Oman's ruler on Monday expressed his wish that all Arab countries would restore their ties with Syria. Several Arab countries, including Saudi Arabia and the United Arab Emirates, have already reversed their diplomatic boycott of the Assad government and sent aid to Syria following the 6 February quake.
The shifting regional winds have been swift over the last two weeks. Saudi Arabia chartered its first official flights since it broke relations with Damascus in 2012 to deliver aid following the earthquake.
The UAE followed suit with aid, and Jordan's foreign minister, Ayman Safadi, paid an official visit to the country last week, the first since the Syrian civil war started more than a decade ago, ostensibly to show support following the earthquake.
Considering the UAE and Saudi Arabia at one time funded rebels to overthrow Assad, the turnaround has been an important realignment and a natural disaster that politically at least has proved fortuitous for Damascus.
Last year, Assad made his first trip to the region, visiting the UAE and meeting Abu Dhabi's ruler Mohammed bin Zayed Al Nahyan, who in May became president of the UAE.
“Within this context, visits to the UAE and Oman have been important to his image and process of rehabilitation in the eyes of Arab officialdom," Cafiero told Middle East Eye.
Mauro Primavera, a researcher at Oasis International Foundation working at the Catholic University of Milan with a focus on Syria, places these countries, including Algeria, in a small but steadily growing pro-Damascus camp.
"These pro-Damascus countries view, in pragmatic terms, Bashar Assad as the unique winner of the war and, by supporting the regime, they hope to acknowledge this fait accompli in the Arab scenario," Primavera told MEE.
Assad's 'grand prize'
The visit to Oman is also a friendlier terrain for Assad but the benefit that could accrue to Assad in the near term is limited, said Primavera.
The earthquake might start a process of more embassies opening in Damascus and reverse the long-standing isolation, "but it will hardly reverse the current Syrian economic situation," the analyst added.
"Investing in Syria is risky and the re-construction process is mainly managed by the two main
state sponsors of Assad, Russia and Iran," he said. "In addition, further devastation brought by the earthquake and the worsening of the humanitarian crisis will increase the overall cost of the reconstruction process."
Oman, for its part, has long opposed regional and international efforts to isolate the Syrian government, said Cafiero. "Having never severed diplomatic relations with Damascus throughout the Syrian crisis, Muscat has been engaging Assad’s regime for years and trying to help the parties in Syria move toward a political resolution and lasting peace," he told MEE.
The shift to rehabilitate Assad also saw Egypt's President Abdel Fattah el-Sisi speak by phone for the first time following the earthquake.
Hopes that the prospects for opening up would temper Assad's attempts to seize back rebel-held Idlib and reduce hostilities were dashed as Damascus bombed opposition-held areas hours after the earthquake.

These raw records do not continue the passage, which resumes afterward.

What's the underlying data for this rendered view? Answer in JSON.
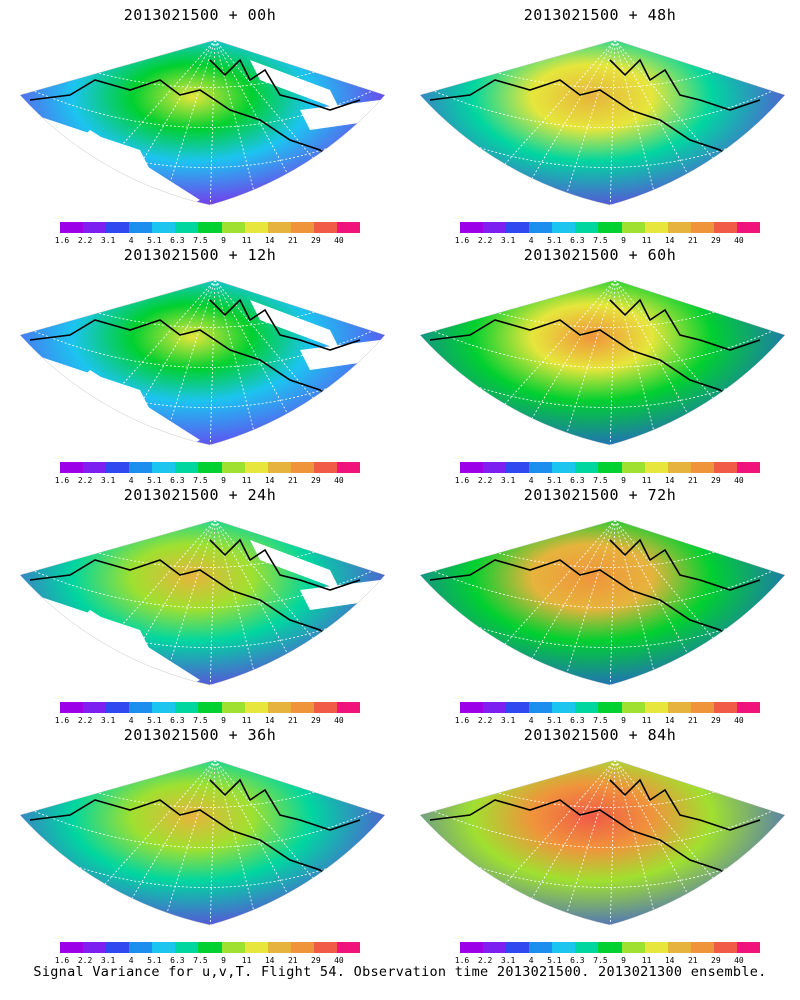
{
  "panels": [
    {
      "title": "2013021500 + 00h",
      "level": 0.1
    },
    {
      "title": "2013021500 + 48h",
      "level": 0.45
    },
    {
      "title": "2013021500 + 12h",
      "level": 0.2
    },
    {
      "title": "2013021500 + 60h",
      "level": 0.55
    },
    {
      "title": "2013021500 + 24h",
      "level": 0.3
    },
    {
      "title": "2013021500 + 72h",
      "level": 0.68
    },
    {
      "title": "2013021500 + 36h",
      "level": 0.38
    },
    {
      "title": "2013021500 + 84h",
      "level": 0.8
    }
  ],
  "colorbar": {
    "labels": [
      "1.6",
      "2.2",
      "3.1",
      "4",
      "5.1",
      "6.3",
      "7.5",
      "9",
      "11",
      "14",
      "21",
      "29",
      "40"
    ],
    "colors": [
      "#9b00e8",
      "#7d1ff0",
      "#3048f0",
      "#1c8ef0",
      "#1cc4f0",
      "#00d6a0",
      "#00d030",
      "#a0e030",
      "#e6e63c",
      "#e6b43c",
      "#f0943c",
      "#f05a46",
      "#f0147a"
    ]
  },
  "caption": "Signal Variance for u,v,T. Flight 54. Observation time 2013021500. 2013021300 ensemble."
}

Cafiero argues that the current warming between Assad’s government and various Arab states illustrates that the regional governments are engaging with each other "in pragmatic ways which are quite transactional and less focused on promoting ideological agendas or standing up for various causes at the expense of other interests.”
While the UAE has pledged more than $100m in aid to Syria and Assad’s red carpet treatment in Muscat are notable diplomatic victories, Damascus will be buoyed by the idea that other regional governments could follow suit.
The political cost of meeting Assad in the region is diminishing fast, but Cafiero believes that “his grand prize will be having Syria back in the Arab League”.